Finalement, il n’y a peut-être qu’une identité avec laquelle il se sente en harmonie, et c’est celle d’Amstellodamois ; le point commun entre les différents périples qu’il raconte s’incarne probablement dans la satisfaction de rentrer au bercail. L’Amsterdam de Lakmaker se dessine, moins touristique, un peu plus crasse, un peu plus lesbienne et underground — mais assez intello quand même, une bonne partie du livre retraçant ses années à l’université, d’abord en russe puis en philo.

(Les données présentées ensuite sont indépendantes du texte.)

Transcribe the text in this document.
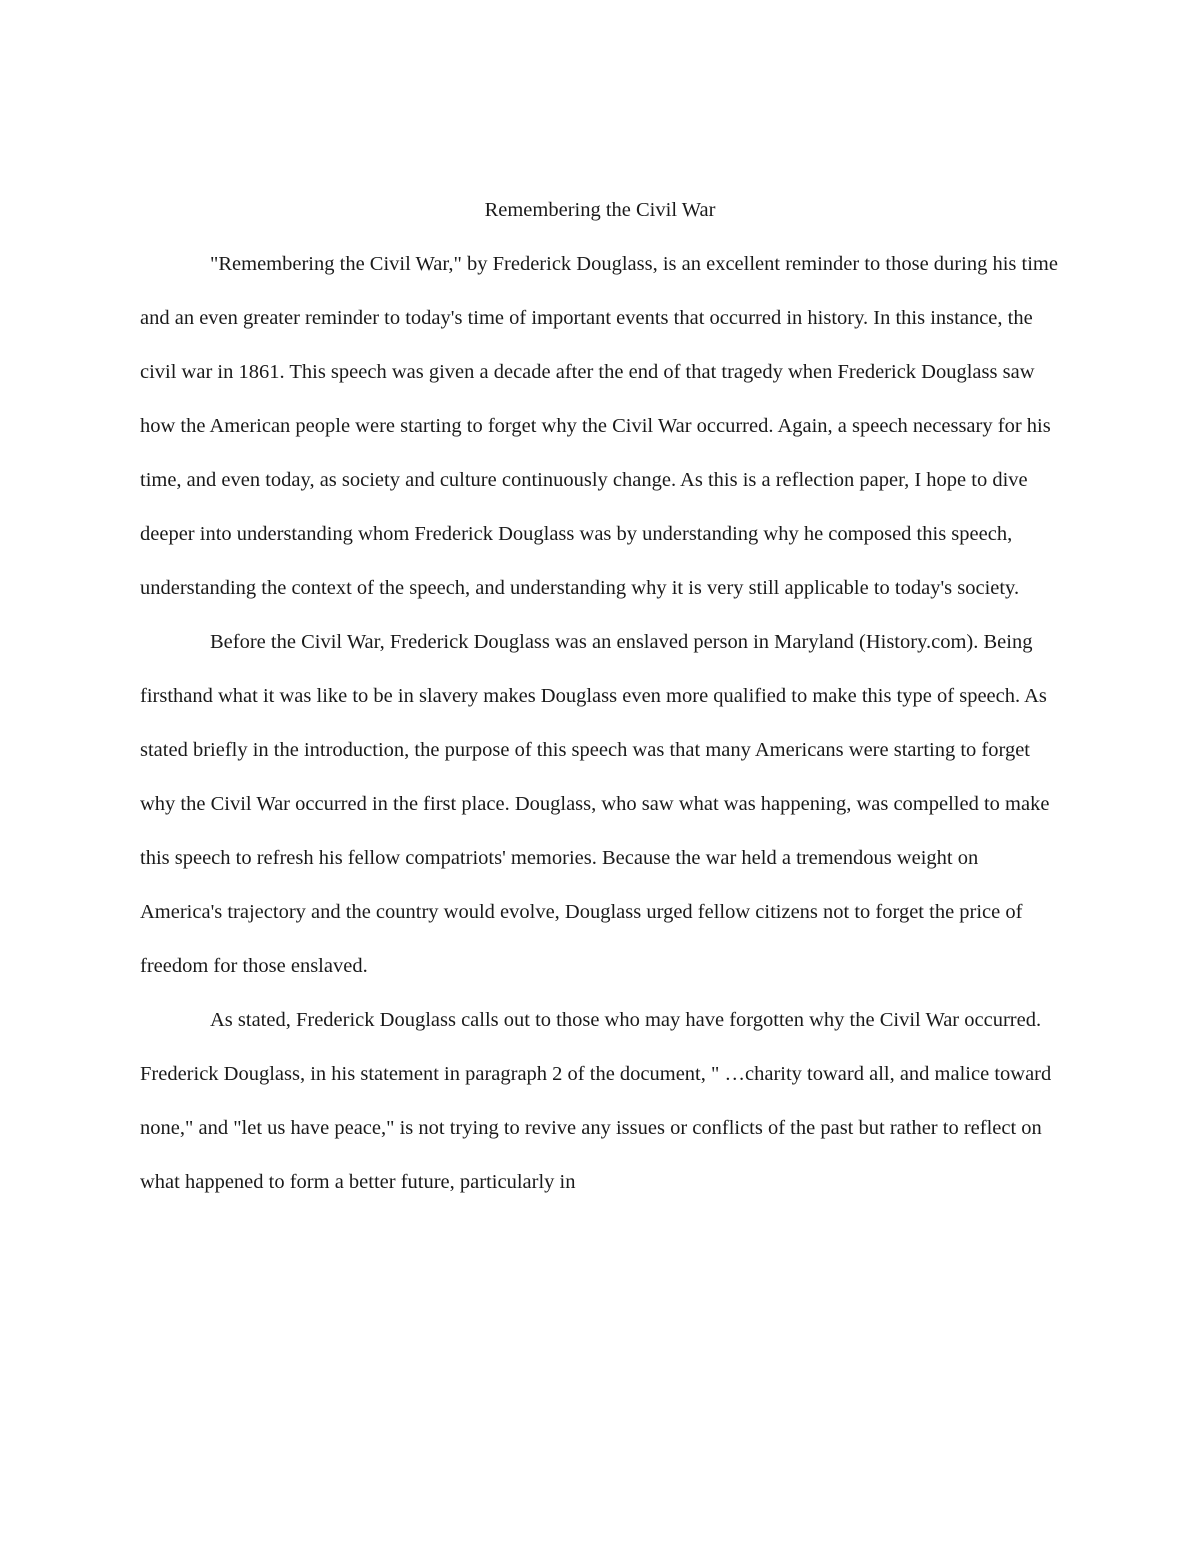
Remembering the Civil War

"Remembering the Civil War," by Frederick Douglass, is an excellent reminder to those during his time and an even greater reminder to today's time of important events that occurred in history. In this instance, the civil war in 1861. This speech was given a decade after the end of that tragedy when Frederick Douglass saw how the American people were starting to forget why the Civil War occurred. Again, a speech necessary for his time, and even today, as society and culture continuously change. As this is a reflection paper, I hope to dive deeper into understanding whom Frederick Douglass was by understanding why he composed this speech, understanding the context of the speech, and understanding why it is very still applicable to today's society.

Before the Civil War, Frederick Douglass was an enslaved person in Maryland (History.com). Being firsthand what it was like to be in slavery makes Douglass even more qualified to make this type of speech. As stated briefly in the introduction, the purpose of this speech was that many Americans were starting to forget why the Civil War occurred in the first place. Douglass, who saw what was happening, was compelled to make this speech to refresh his fellow compatriots' memories. Because the war held a tremendous weight on America's trajectory and the country would evolve, Douglass urged fellow citizens not to forget the price of freedom for those enslaved.

As stated, Frederick Douglass calls out to those who may have forgotten why the Civil War occurred. Frederick Douglass, in his statement in paragraph 2 of the document, " …charity toward all, and malice toward none," and "let us have peace," is not trying to revive any issues or conflicts of the past but rather to reflect on what happened to form a better future, particularly in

Ce que j’ai le plus aimé dans Ma sexualité en toutes lettres, c’est sa temporalité fragmentée. Autant chaque chapitre a une sorte de logique interne, autant la chronologie du tout, qui s’étale sur quelques années, échappe à toute linéarité. On saute de périodes en périodes, on revient en arrière, on effleure le présent, jusqu’à ce qu’un événement marquant ne vienne clore le récit en un dernier chapitre concis, clinique, et sincère. Tobi, anciennement Sofie, est une succession de périodes, habilement entremêlées pour provoquer des résonances. Il y a de l’humilité dans l’écriture de Lakmaker, malgré ses chevilles un peu enflées. Son fantasme de la célébrité, du génie, de la réussite, se déconstruit au fil de ses propres mots. Qu’est ce qui nous construit et nous meut ? Souvent des rencontres, parfois des évènements, et au final, la perspective de la mort.

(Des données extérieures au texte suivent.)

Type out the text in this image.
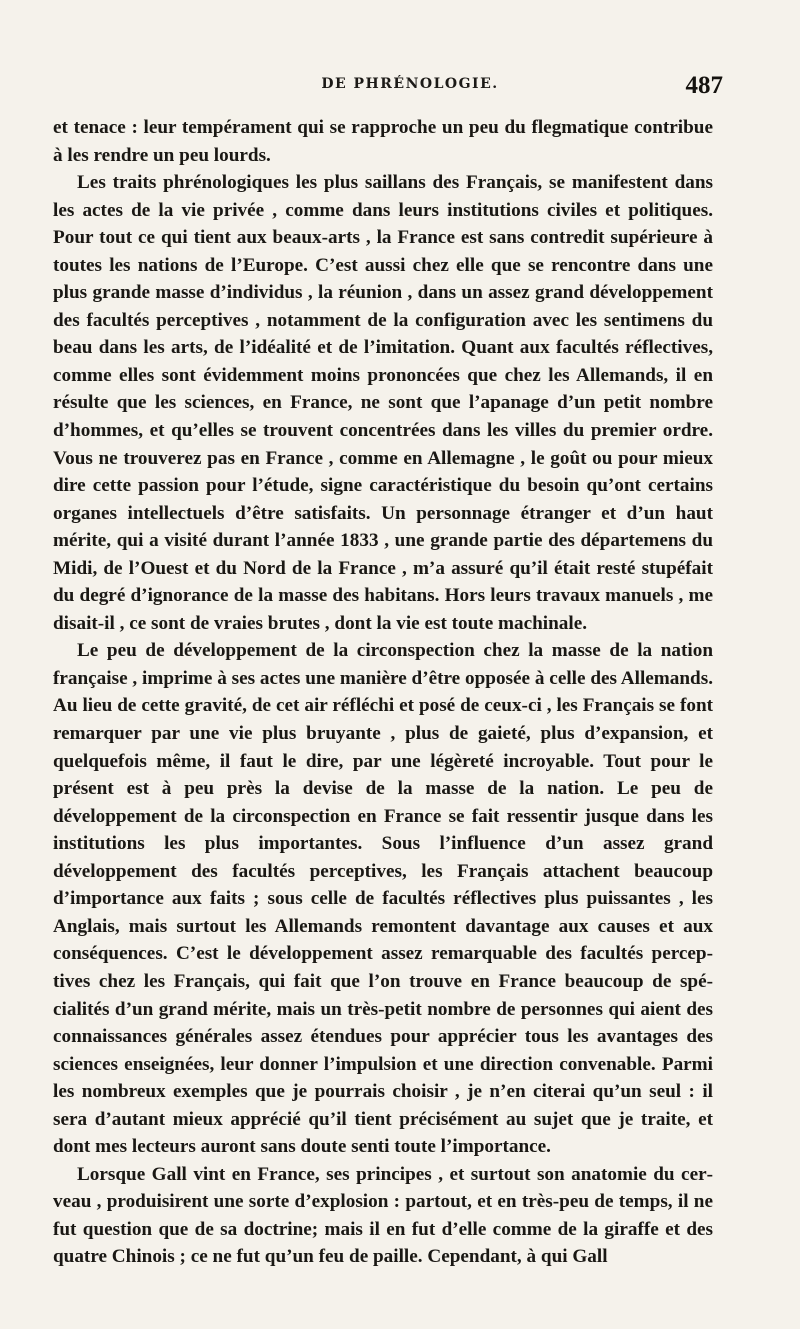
DE PHRÉNOLOGIE.	487

et tenace : leur tempérament qui se rapproche un peu du flegmatique contribue à les rendre un peu lourds.

Les traits phrénologiques les plus saillans des Français, se manifestent dans les actes de la vie privée , comme dans leurs institutions civiles et politiques. Pour tout ce qui tient aux beaux-arts , la France est sans contredit supérieure à toutes les nations de l’Europe. C’est aussi chez elle que se rencontre dans une plus grande masse d’individus , la réunion , dans un assez grand développement des facultés perceptives , notamment de la configuration avec les sentimens du beau dans les arts, de l’idéalité et de l’imitation. Quant aux facultés réflectives, comme elles sont évidemment moins prononcées que chez les Allemands, il en résulte que les sciences, en France, ne sont que l’apanage d’un petit nombre d’hommes, et qu’elles se trouvent concentrées dans les villes du premier ordre. Vous ne trouverez pas en France , comme en Allemagne , le goût ou pour mieux dire cette passion pour l’étude, signe caractéristique du besoin qu’ont certains organes intellectuels d’être satisfaits. Un personnage étranger et d’un haut mérite, qui a visité durant l’année 1833 , une grande partie des départemens du Midi, de l’Ouest et du Nord de la France , m’a assuré qu’il était resté stupéfait du degré d’ignorance de la masse des habitans. Hors leurs travaux manuels , me disait-il , ce sont de vraies brutes , dont la vie est toute machinale.

Le peu de développement de la circonspection chez la masse de la nation française , imprime à ses actes une manière d’être opposée à celle des Allemands. Au lieu de cette gravité, de cet air réfléchi et posé de ceux-ci , les Français se font remarquer par une vie plus bruyante , plus de gaieté, plus d’expansion, et quelquefois même, il faut le dire, par une légèreté incroyable. Tout pour le présent est à peu près la devise de la masse de la nation. Le peu de développement de la circonspection en France se fait ressentir jusque dans les institutions les plus importantes. Sous l’influence d’un assez grand développement des facultés perceptives, les Français attachent beaucoup d’importance aux faits ; sous celle de facultés réflectives plus puissantes , les Anglais, mais surtout les Allemands remontent davantage aux causes et aux conséquences. C’est le développement assez remarquable des facultés perceptives chez les Français, qui fait que l’on trouve en France beaucoup de spécialités d’un grand mérite, mais un très-petit nombre de personnes qui aient des connaissances générales assez étendues pour apprécier tous les avantages des sciences enseignées, leur donner l’impulsion et une direction convenable. Parmi les nombreux exemples que je pourrais choisir , je n’en citerai qu’un seul : il sera d’autant mieux apprécié qu’il tient précisément au sujet que je traite, et dont mes lecteurs auront sans doute senti toute l’importance.

Lorsque Gall vint en France, ses principes , et surtout son anatomie du cerveau , produisirent une sorte d’explosion : partout, et en très-peu de temps, il ne fut question que de sa doctrine; mais il en fut d’elle comme de la giraffe et des quatre Chinois ; ce ne fut qu’un feu de paille. Cependant, à qui Gall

J’ai lu que Ma sexualité en toutes lettres avait fait sensation aux Pays-Bas. Tu m’étonnes. C’est peut-être pour ça qu’on choisit l’autofiction : parce que notre vie contient une part d’inhabituel, d’anormal, ou d’extraordinaire. Une part visible ou invisible qui exige une transmission, avec toute la vulnérabilité que ça demande. Et bien sûr qu’il y a une part d’égo dans le fait de vouloir parler de soi. Mais il y a de toute façon une part d’égo dans la volonté de publier un livre, autofiction ou pas. Après tout, qui est Tobi Lakmaker ? Je n’en ai aucune idée.
Finalement, c’est un peu comme en documentaire : parfois il suffit de poser sa caméra au bon endroit. C’est un geste simple. Mais choisir d’où l’on filme ou d’où on écrit, c’est ça le style. Et Tobi Lakmaker a choisi : il écrit depuis ses tripes.